🤖 AI Summary
This work addresses the challenge of achieving realistic and interpretable agent behavior control in traffic simulation. The authors propose the CNeVA framework, which integrates Gaussian behavioral latent variables with a rectified flow trajectory generator, augmented by classifier-free guidance and a soft eligibility gating mechanism to effectively mitigate sparse reward issues. By introducing closed-form conjugate variational updates, mixed-channel mask curriculum learning, and a contextual residual return metric, CNeVA enables monotonic, interpretable, and reward-tamper-free control over key driving dimensions—such as speed, acceleration, and safety—for the first time in high-fidelity imitation learning. Evaluated on the Waymo Open Motion Dataset, CNeVA achieves state-of-the-art realism and demonstrates that physically grounded constraints are essential for preventing reward tampering.
📝 Abstract
Realistic traffic simulation requires agents that imitate logged behavior and can also be steered along interpretable axes. Such controllability enables engineers to isolate variables, reproduce specific edge cases, and test autonomous systems without real-world risk. We introduce Controllable Neural Variational Agents (CNeVA), a controllable simulated-agent framework that learns to infer a per-agent Gaussian behavior latent from per-channel discounted returns via a closed-form conjugate variational update, conditioning a rectified-flow trajectory generator trained on a mixed channel-mask curriculum for classifier-free guidance.
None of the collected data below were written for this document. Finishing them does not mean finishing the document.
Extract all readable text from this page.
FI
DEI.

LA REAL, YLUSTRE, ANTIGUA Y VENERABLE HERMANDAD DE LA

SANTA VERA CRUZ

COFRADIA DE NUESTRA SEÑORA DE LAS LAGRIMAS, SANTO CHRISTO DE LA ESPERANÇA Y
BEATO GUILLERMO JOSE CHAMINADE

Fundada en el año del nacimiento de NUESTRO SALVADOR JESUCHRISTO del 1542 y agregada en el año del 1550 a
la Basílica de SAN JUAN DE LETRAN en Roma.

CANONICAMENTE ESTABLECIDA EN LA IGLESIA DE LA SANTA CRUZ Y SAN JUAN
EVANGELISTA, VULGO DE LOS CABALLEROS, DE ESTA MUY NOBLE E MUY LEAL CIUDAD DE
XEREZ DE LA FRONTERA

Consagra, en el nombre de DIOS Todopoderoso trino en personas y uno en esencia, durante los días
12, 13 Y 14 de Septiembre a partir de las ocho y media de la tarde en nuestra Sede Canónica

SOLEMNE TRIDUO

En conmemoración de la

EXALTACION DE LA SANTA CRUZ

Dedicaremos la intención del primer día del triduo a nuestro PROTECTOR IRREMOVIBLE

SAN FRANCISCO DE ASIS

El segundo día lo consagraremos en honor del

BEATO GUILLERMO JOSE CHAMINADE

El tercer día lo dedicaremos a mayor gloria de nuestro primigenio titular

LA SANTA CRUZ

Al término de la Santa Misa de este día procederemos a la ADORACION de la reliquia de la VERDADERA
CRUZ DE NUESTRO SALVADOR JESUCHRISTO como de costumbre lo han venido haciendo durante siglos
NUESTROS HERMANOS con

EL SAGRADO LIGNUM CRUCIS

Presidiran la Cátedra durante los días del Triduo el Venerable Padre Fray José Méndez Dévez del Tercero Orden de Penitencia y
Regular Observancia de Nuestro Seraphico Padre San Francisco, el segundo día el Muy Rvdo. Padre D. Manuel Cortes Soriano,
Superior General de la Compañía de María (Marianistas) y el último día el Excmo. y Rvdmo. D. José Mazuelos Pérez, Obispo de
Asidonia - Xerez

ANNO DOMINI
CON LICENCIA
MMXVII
To tackle scarcity in reward signals, we propose soft eligibility gates that replace hard binary thresholds with smooth exponential decay, preserving the gradient signal for near-threshold agents. On the Waymo Open Motion Dataset, CNeVA attains competitive realism on the benchmark while exposing per-channel controllability that the higher-ranked imitation models lack. Speed- and acceleration-based steering produces monotone responses without stall-induced reward hacking. Safety controllability is monotone and substantial with the introduction of soft eligibility. We manage to achieve steerable map compliance under a context-residual return measure. Furthermore, our experiment demonstrates that steering metrics must be read alongside physical-plausibility guardrails to avoid reward-hacking confounds.